In Fair Play, missouri we planted 5 plastic container growers with a local sweet potato and a larger trial of commercial beauregard sweet potato. The entire crop of beauregards were poor performers due to insect attack.Insect control is a necessity.

The plastic containers did produce and averaged about 20 pounds per square meter. For this to continue through the year would require a greenhouse in the temperate climate of Missouri.

Bangladesh trials

The trials in Bangladesh have been hampered by insect attack.

Conclusions

The sweet potatoes show a very strong potential to help a family in poverty end hunger. The use of simplified hydroponics will allow sweet potatoes to be grown in smaller spaces.

ISH is now releasing these trial information and asks for families to begin trials in their own gardens.

Protocols used

Start up kits to begin sweet potatoes are available at our catalog.

Research now

The insects have been a problem is most of the trials. We are working with experts now on finding a routine natural method of controlling insects.

Peanuts

The first trials on peanuts have started at the Fair Play, Mo site.

Peanuts are hard the germinate if birds and rodents are present. They need to be started in a protected area. We have this year established peanut in perlite trays, but poor production so far.

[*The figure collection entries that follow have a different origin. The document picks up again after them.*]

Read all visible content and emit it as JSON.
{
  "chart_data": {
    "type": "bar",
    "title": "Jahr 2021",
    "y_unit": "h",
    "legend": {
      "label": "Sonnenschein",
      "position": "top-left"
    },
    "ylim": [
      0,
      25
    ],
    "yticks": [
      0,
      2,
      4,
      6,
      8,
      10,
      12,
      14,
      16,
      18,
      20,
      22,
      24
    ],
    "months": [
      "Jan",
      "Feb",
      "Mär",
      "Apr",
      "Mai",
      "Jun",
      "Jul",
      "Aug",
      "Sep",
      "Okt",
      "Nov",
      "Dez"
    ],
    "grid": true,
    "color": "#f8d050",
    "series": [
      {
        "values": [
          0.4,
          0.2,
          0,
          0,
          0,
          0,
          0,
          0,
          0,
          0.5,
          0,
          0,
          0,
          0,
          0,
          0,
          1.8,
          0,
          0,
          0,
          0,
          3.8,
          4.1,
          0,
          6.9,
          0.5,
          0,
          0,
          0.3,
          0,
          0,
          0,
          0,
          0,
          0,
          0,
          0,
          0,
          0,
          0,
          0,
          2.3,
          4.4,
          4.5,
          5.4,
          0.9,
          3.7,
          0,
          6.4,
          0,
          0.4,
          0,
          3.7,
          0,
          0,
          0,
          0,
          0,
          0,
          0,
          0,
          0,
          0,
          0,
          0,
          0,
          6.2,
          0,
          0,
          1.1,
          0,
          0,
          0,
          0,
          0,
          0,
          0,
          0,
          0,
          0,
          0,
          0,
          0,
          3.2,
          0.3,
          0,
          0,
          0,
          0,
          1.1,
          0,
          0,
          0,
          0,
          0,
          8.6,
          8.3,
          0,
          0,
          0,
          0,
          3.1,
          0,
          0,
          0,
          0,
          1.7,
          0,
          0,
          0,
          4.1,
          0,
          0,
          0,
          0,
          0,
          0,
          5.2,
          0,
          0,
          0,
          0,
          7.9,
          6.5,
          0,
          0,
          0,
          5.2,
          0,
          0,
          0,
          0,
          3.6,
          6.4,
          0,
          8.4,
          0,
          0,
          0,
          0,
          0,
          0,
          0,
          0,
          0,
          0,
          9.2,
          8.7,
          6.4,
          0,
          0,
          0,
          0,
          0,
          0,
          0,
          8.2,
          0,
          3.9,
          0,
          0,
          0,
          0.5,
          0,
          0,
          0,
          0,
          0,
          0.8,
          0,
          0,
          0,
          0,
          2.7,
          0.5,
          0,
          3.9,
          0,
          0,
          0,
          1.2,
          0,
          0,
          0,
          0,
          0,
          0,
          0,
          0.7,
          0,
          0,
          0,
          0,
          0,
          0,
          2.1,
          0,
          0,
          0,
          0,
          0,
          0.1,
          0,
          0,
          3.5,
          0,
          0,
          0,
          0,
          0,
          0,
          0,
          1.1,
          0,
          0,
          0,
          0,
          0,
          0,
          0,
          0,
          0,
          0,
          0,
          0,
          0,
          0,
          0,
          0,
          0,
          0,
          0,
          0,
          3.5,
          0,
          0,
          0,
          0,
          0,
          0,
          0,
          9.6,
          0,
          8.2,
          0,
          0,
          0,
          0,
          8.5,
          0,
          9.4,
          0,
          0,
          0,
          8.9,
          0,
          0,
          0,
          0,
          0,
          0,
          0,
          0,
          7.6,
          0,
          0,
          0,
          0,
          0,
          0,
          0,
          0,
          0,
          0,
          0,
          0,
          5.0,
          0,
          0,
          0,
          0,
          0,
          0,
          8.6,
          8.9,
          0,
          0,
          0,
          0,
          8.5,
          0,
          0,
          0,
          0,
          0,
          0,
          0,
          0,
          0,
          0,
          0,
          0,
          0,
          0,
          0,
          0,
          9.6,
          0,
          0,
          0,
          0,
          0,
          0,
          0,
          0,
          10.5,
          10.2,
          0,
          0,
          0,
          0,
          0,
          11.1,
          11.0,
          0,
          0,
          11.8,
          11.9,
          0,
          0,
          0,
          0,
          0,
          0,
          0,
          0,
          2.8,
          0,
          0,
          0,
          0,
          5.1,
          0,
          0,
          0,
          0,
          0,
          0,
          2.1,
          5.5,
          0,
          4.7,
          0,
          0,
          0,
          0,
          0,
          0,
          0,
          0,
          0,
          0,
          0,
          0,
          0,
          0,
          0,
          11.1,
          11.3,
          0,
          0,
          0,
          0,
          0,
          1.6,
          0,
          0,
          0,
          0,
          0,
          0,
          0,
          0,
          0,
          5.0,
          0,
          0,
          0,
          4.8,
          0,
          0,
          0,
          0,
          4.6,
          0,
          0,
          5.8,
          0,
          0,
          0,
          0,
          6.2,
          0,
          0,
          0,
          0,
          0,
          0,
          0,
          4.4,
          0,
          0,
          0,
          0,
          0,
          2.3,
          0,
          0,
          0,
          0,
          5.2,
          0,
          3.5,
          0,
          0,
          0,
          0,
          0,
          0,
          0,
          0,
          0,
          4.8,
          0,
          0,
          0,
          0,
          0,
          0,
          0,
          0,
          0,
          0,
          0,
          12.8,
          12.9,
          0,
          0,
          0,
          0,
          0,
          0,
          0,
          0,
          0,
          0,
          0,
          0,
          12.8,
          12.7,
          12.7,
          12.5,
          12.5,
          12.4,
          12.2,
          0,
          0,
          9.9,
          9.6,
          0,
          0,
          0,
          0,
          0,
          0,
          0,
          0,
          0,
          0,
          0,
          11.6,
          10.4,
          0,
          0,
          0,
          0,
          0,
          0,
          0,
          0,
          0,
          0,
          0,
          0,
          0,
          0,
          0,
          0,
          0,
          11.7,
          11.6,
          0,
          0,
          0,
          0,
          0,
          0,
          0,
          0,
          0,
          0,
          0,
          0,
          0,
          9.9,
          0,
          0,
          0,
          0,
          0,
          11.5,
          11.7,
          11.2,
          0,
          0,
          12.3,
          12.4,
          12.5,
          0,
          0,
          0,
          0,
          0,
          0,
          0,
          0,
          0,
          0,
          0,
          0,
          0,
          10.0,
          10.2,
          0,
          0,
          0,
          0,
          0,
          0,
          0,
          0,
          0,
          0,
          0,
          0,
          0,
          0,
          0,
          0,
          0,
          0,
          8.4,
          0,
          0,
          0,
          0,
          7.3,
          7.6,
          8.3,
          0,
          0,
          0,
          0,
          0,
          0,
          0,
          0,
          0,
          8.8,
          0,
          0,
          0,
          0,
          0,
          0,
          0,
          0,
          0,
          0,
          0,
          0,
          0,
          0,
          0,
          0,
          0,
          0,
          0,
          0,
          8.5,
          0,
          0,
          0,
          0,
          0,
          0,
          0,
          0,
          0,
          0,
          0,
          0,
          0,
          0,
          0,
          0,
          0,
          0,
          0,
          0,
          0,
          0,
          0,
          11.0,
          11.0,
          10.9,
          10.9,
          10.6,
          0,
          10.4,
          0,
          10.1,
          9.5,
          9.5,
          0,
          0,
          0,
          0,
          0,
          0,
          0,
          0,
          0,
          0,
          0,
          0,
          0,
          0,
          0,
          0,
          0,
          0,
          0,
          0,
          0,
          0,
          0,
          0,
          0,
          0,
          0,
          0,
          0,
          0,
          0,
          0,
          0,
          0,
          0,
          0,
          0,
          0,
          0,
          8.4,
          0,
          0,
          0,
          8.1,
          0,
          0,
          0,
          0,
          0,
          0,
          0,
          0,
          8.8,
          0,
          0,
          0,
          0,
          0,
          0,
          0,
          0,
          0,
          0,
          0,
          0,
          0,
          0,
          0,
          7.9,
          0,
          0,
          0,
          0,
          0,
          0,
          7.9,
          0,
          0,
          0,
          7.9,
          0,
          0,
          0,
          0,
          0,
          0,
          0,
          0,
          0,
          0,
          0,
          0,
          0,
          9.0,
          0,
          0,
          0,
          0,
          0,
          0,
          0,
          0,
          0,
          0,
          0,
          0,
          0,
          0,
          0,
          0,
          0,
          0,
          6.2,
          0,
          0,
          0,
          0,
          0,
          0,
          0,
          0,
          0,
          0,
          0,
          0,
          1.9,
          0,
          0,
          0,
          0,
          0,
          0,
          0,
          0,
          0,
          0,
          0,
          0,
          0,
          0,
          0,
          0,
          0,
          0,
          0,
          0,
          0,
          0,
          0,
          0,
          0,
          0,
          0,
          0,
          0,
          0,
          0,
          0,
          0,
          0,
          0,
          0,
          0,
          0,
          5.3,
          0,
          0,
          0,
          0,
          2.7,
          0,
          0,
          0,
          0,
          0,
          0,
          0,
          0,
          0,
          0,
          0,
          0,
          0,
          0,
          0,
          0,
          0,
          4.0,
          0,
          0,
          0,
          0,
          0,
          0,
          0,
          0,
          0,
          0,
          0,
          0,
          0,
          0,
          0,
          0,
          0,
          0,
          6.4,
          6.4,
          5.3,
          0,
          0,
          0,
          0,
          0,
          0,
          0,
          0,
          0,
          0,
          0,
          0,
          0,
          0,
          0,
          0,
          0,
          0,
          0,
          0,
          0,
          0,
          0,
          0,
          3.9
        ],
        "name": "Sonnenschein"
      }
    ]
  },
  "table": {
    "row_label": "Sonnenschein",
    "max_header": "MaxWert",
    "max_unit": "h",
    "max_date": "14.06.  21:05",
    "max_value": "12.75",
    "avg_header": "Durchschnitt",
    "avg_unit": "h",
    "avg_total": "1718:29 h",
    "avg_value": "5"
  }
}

The peanut has interesting challenges. Because it is a legume, we can reduce nitrogen requirements if we establish the Mycorrhizal fungus in the substrate. If we can get the peanut stay in bloom, it might be possible to increase peanut production to a steady supply.

The past efforts of simplified hydroponics to end hunger have been hampered by the lack of a steady supply of a staple food. This breakthrough could be an important step in ending hunger. Any people or group willing to help us establish this protocol would be greatly appreciated.

As 30,000 people die of hunger every day, your efforts could help us see if our technology can reduce or end this terrible condition.

We owe a debt to our US slave population, African culture and tradition and the spirit of people of the past to find a means to survive.